商用利用するかどうかによって有料エディション、無料エディションの両方があるIDEです。エディタの際に紹介したVS Codeは、エディタのみ利用したい場合にインストールすることになりますが、WindowsOS上で、さらにたくさんの機能を合わせて利用したいと思った場合には、このVisual Studioをインストールすることとなります。

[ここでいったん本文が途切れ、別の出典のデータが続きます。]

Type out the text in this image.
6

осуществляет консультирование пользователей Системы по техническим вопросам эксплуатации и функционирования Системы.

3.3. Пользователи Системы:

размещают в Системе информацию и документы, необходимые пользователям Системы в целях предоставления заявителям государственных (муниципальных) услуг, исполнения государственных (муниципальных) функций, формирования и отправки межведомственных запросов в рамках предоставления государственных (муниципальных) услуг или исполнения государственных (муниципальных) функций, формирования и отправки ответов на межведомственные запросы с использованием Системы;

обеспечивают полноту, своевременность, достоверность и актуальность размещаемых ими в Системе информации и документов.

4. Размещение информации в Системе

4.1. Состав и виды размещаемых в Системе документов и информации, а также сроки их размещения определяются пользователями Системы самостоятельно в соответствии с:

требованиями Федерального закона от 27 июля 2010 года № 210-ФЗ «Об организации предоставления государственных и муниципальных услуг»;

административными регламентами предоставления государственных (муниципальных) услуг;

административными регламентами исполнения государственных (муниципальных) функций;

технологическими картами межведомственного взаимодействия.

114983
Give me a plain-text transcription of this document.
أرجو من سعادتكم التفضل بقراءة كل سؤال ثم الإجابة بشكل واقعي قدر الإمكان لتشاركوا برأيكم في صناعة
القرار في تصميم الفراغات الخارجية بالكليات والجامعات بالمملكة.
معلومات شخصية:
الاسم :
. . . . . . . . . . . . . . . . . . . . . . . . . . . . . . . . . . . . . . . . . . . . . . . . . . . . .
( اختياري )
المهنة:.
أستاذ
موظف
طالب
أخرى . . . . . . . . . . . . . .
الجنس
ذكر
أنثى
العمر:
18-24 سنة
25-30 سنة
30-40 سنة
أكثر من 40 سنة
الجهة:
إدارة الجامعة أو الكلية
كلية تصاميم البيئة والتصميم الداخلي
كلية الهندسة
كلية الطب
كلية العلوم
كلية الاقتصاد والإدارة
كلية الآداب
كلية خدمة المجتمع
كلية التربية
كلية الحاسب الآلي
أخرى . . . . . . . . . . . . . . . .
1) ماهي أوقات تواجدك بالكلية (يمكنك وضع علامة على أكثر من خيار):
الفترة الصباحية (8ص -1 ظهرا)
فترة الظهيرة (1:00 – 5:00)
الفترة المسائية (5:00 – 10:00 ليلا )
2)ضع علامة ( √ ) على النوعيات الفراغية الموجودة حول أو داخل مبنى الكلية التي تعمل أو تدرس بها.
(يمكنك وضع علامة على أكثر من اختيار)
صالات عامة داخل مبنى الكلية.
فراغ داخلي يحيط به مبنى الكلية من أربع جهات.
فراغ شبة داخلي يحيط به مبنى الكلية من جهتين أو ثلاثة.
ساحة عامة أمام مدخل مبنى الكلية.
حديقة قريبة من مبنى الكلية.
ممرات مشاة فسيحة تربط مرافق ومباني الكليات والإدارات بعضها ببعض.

Microsoftが開発した製品なのでC#にしか対応していないのではと思うかもしれませんが、C言語やC++はもちろん、Python、JavaScript、Node.jsにも対応可能で、拡張性にも優れているという特徴があります。なお、Visual Studioを利用できるのはWindowsOS上ですが、Android、iOS、Mac、Xbox360のゲーム等、多様な開発が可能です。2022年12月時点での最新バージョンは「Visual Studio 2022」ですが、2022で提供しているエディションは無料の「Express」含め、「Community」「Professional」「Enterprise」の4種類が提供されていました。またどうしてもMacでVisual Studioを利用したい場合は、「Visual Studio for Mac」もあるのでご安心ください。

Xcode

Appleによって開発されたMacOS用のIDEで、App Storeから無料でインストール可能です。MacOSやiPhoneといったApple製品の開発に適した機能が充実しているという特徴があるものの、その他の開発も可能です。コードの補完・検索といった動作が早い、GUIでの直感的な操作が可能、Xcodeの公式ドキュメントが充実していて、Xcode内で簡単に検索可能、実行テストが簡単にできるといったメリットがあります。MacOSを利用していて、試しにIDEを利用してみたいという場合はおすすめです。

まとめ

C言語は自由度の高いプログラミング言語であり、その分習得するまでの学習コストがかかるものの、一度習得してしまえば、C言語の特徴を十分に生かせる分野での開発に大いに役立つことがわかっていただけたことでしょう。汎用性の高さや実行速度の速さによって、OS、基幹系システム、組み込み系ソフトウェア、ソフトウェア・アプリ等の開発が可能なので、これらの開発をしたいという方はぜひC言語を学習してみましょう。

また、エディタはIDEをインストールすることで、そのIDEに含まれるものが一緒にインストールされますが、必ずしもそれを使う必要はありません。ぜひ今回の記事を参考に自分に見合った一つを見つけ出して、作業効率をアップさせてみてはいかがでしょうか。